When customizing the activation function with one parameter, the latitude of weight is (C = 32, H = 1, w = 1). When I implement the backward method, The latitude of grad_ weight is (B = 30, C = 32, H = 1, W = 1). I tried to average the batch latitude data of grad_ weight to obtain the latitude (C = 32, H = 1, w = 1). In both cases, there is no problem with my network. It puzzles me, No matter whether the grad_weight output is (b = 30, C = 32, H = 1, w = 1) or (C = 32, H = 1, w = 1), my network seems to have no problem running.
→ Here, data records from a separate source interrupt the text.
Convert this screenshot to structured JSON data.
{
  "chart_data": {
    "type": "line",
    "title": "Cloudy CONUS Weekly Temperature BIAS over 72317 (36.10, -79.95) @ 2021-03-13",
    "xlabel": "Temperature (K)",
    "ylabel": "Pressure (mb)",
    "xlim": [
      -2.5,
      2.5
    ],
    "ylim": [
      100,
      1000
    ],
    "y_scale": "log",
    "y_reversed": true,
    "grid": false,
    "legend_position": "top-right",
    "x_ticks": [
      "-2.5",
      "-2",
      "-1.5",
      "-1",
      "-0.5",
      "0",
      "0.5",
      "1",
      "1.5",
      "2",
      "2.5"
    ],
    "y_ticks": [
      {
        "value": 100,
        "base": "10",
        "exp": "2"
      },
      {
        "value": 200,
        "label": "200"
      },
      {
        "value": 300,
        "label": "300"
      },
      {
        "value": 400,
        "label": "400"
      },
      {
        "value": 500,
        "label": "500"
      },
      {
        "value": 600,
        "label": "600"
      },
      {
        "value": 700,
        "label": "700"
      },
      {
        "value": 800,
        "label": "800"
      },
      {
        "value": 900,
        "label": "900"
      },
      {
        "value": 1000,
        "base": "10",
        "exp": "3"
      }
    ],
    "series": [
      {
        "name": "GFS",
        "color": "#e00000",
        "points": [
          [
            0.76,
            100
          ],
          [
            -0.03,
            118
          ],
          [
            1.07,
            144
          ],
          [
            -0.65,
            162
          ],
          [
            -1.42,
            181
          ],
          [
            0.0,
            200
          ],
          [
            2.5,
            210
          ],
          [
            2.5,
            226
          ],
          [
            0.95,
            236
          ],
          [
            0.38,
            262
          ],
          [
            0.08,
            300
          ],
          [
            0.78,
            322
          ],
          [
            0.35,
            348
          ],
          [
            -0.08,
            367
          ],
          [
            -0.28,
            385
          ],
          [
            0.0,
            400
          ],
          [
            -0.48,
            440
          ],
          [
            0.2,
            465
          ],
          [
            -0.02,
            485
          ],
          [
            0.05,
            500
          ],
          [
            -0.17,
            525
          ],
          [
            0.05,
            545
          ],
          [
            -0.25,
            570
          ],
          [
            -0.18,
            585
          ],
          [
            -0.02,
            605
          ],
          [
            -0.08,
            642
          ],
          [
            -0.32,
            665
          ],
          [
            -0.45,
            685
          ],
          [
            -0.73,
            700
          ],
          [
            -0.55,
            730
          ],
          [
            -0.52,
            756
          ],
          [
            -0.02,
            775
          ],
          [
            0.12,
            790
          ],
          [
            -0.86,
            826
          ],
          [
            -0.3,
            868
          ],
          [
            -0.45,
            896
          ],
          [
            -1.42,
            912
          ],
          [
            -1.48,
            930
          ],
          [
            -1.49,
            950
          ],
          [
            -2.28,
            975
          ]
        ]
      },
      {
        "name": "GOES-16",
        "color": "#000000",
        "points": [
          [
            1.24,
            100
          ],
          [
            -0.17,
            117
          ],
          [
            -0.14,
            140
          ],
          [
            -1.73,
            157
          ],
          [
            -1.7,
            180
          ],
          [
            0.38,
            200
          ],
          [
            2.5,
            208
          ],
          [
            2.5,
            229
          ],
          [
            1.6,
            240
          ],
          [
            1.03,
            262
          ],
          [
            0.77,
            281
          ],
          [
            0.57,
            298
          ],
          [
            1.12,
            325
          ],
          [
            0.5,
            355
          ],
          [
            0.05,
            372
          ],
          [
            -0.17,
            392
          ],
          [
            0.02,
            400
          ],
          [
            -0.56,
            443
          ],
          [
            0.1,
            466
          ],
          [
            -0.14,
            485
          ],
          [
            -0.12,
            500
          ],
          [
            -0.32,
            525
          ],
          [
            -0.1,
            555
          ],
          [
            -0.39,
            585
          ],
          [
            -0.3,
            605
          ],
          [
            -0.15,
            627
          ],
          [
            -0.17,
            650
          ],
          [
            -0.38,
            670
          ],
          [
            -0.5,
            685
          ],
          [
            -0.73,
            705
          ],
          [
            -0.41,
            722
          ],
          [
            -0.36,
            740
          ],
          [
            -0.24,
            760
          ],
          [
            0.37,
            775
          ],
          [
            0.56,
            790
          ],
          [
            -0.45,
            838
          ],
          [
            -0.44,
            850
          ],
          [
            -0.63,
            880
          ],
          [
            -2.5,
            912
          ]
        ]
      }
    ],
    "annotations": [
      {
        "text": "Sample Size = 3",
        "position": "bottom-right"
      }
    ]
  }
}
I can still get the updated value of the weight of the custom layer, and the latitude of weight is still (C = 32, H = 1, w = 1).In the face of this situation, how should I deal with it?
Here is my codeļ¼š

class PDELU(torch.autograd.Function):

    @staticmethod
    def forward(ctx, input, weight):     # input.size()->(30,32,116,144)      weight.size()  ->  (32,1,1)
        t = 0.9
        output = torch.clone(input)
        weight_ = weight.expand(input.size())  
        output[input <= 0] = weight_[input <= 0]*((1+(1-t)*output[input <= 0])**(1/(1-t))-1)
        ctx.save_for_backward(input, weight, output)
        # print(output.size())
        return output    #  output.size()  -> (30,32,116,144)

    @staticmethod
    def backward(ctx, grad_outputs):  # grad_outputs.size()-> (30,32,116,144)

        t = 0.9
        input, weight, output = ctx.saved_tensors
        weight_ = weight.expand(input.size())
        grad_input_ = torch.clone(output)   # First calculate the gradient of the input with respect to the output
        grad_input_[input > 0] = 1
        grad_input_[input <= 0] = ((output[input <= 0] + weight_[input <= 0])**t)*(weight_[input <= 0]**(1-t))
        grad_input = grad_input_*grad_outputs   # Calculate the gradient of the input with respect to the loss function
        grad_weight_ = torch.clone(input)
        grad_weight_[input > 0] = 0
        grad_weight_[input <= 0] = (1+(1-t)*input[input <= 0])**(1/(1-t))-1     
        grad_weight = torch.sum((grad_weight_ * grad_outputs), dim=(-2, -1), keepdim=True)

        return grad_input, grad_weight    # grad_input.size()-> (30,32,116,144)   grad_weight.size()->(30,32,1,1)